The store was first registered as Pedal Power in December 1980, but had been a bicycle store for many years before that.

John said: “It’s been a little shop for a long time.

“I don’t sell bikes, I do all services and repairs and accessories. It’s not a huge store but I have many, many customers.

“A lot of them came to say we’re sorry to see you go.

“I tend to go the extra mile with things, I do a lot of things that other stores end up charging for.

“If someone wants a quick set up on their bike, I’ll do it or their tires will want to blow out, I’m doing all this for nothing. The jobs are also executed immediately. My prices are all really low.

John added: “I really feel a bit sad because I love doing it. When you get to 70 you’re ready for it.

“Some stores, not just bike stores, you can walk in and some of them won’t even talk to you. Customers appreciate you chatting with them.

“I give them advice on their bikes and it’s just nice to talk to people.”

“A lot of shops in Doncaster town center have closed and it’s such a shame as it’s ending up becoming a ghost town. Apart from the Frenchgate Center a lot of shops are closed.

A regular customer who will be very sad to see the end of Pedal Power is avid cyclist Ragbere Singh.

He said: “John is a credit to the community, in terms of service.
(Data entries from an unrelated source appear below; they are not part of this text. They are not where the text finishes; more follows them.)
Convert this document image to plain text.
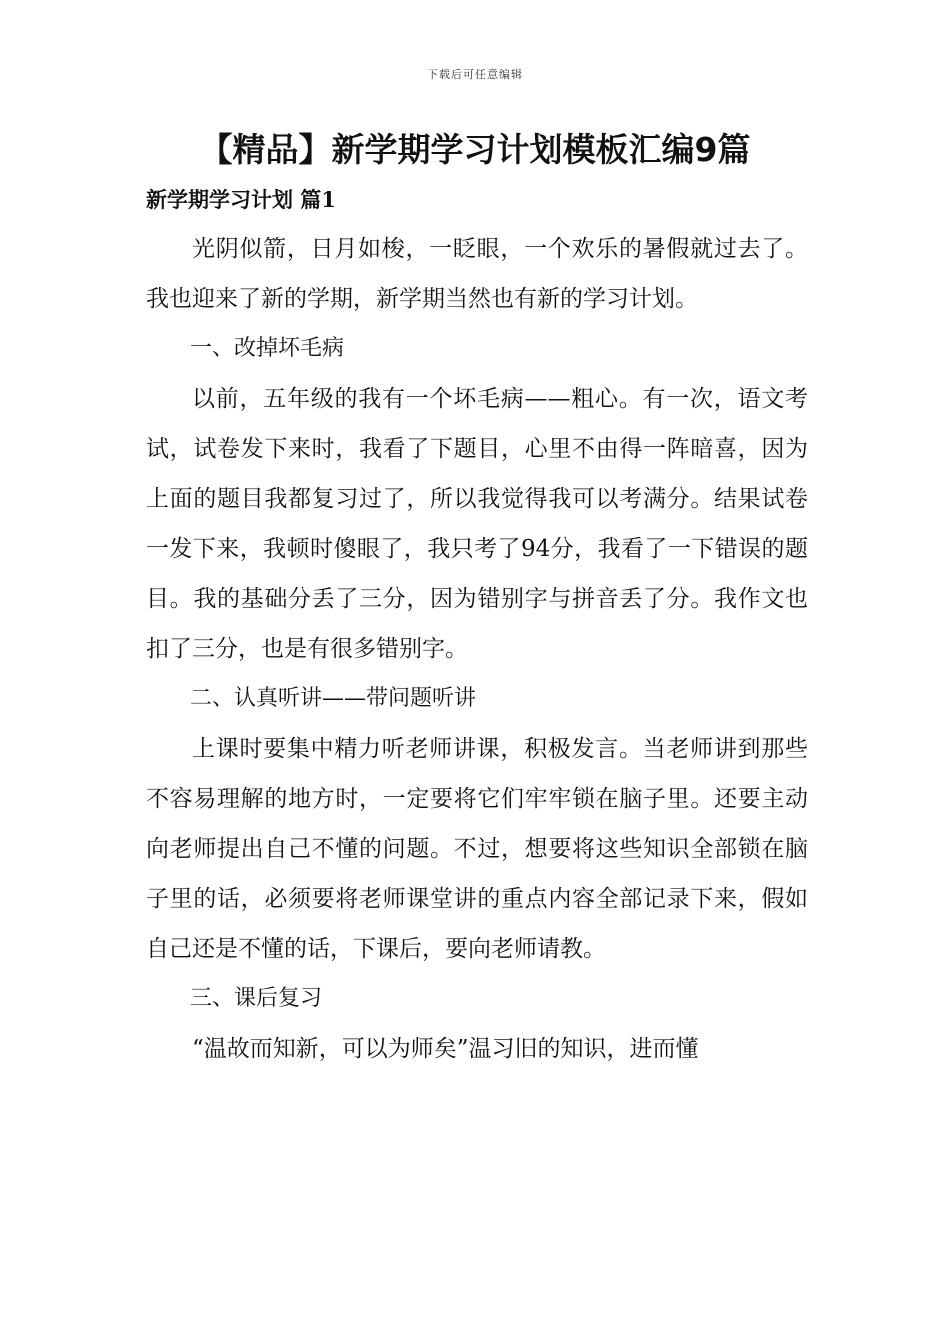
下载后可任意编辑
【精品】新学期学习计划模板汇编9篇
新学期学习计划 篇1

光阴似箭，日月如梭，一眨眼，一个欢乐的暑假就过去了。我也迎来了新的学期，新学期当然也有新的学习计划。

一、改掉坏毛病

以前，五年级的我有一个坏毛病——粗心。有一次，语文考试，试卷发下来时，我看了下题目，心里不由得一阵暗喜，因为上面的题目我都复习过了，所以我觉得我可以考满分。结果试卷一发下来，我顿时傻眼了，我只考了94分，我看了一下错误的题目。我的基础分丢了三分，因为错别字与拼音丢了分。我作文也扣了三分，也是有很多错别字。

二、认真听讲——带问题听讲

上课时要集中精力听老师讲课，积极发言。当老师讲到那些不容易理解的地方时，一定要将它们牢牢锁在脑子里。还要主动向老师提出自己不懂的问题。不过，想要将这些知识全部锁在脑子里的话，必须要将老师课堂讲的重点内容全部记录下来，假如自己还是不懂的话，下课后，要向老师请教。

三、课后复习

“温故而知新，可以为师矣”温习旧的知识，进而懂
“It has been very helpful in supporting people in local deprived areas who are in the lower bracket of poverty in terms of affordability, bike maintenance and product storage.

He always has time for you and chats with his clients. He was always down to earth.

“Even though he is a company, he does a lot of things for free to inflate tires and do minor repairs for free.

“He provided a bespoke service that people took for granted, but he was a pillar of the community.

“With all these big commercial bike shops opening and bikes taking off in the last five years, he survived it all.

“It is to his credit as an independent. Old school customer service and all that knowledge is gone these days. It’s definitely the end of an era.